We want to clarify…we don’t have a lot of details, and much of this isn’t confirmed.
But we have confirmed from at least one other sister Raycom station that the Montgomery, Alabama-based company is cutting jobs on what sounds like a company-wide basis.
The Memphis Commercial Appeal has a story on Tuesday’s job cuts at WOIO’s sister station there:
Citing increasing pressure on advertising revenues in a prolonged economic downturn, WMC-TV Channel 5 said Tuesday that it is reducing its staff.

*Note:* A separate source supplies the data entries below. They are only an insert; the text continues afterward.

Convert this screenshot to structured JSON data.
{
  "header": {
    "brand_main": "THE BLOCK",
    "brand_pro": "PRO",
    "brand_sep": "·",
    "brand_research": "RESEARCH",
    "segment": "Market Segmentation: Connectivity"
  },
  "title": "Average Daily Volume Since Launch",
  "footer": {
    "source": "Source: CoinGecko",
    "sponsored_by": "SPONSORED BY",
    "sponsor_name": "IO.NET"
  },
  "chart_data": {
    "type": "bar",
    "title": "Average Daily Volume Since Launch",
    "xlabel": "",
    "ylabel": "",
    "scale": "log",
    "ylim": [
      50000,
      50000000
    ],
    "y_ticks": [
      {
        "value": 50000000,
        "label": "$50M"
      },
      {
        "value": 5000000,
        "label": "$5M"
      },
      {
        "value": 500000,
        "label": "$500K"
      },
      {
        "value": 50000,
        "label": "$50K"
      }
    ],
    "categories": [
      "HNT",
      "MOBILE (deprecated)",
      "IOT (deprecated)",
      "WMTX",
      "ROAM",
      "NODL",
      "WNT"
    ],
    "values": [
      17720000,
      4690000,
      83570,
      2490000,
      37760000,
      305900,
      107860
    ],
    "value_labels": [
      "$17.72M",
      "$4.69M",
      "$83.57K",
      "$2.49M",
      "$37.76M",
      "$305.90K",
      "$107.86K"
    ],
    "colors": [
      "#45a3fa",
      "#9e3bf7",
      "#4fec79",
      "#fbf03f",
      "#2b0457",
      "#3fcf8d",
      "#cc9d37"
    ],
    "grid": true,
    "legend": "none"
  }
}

Weeknight anchor Donna Davis and midday anchor Bill Lunn are among the 15 employees being let go by the local NBC affiliate as part of wider cuts by parent company Raycom Media, said WMC general manager Lee Meredith.
With about 150 full-time employees locally, Tuesday’s cuts account for 10 percent of the station’s work force.
The article says Davis has TV history in the Cleveland market, though we don’t remember her here.
The WMC general manager blames the usual culprit for layoffs in this Scary New World – the down economy and lower advertising revenue in all forms of media.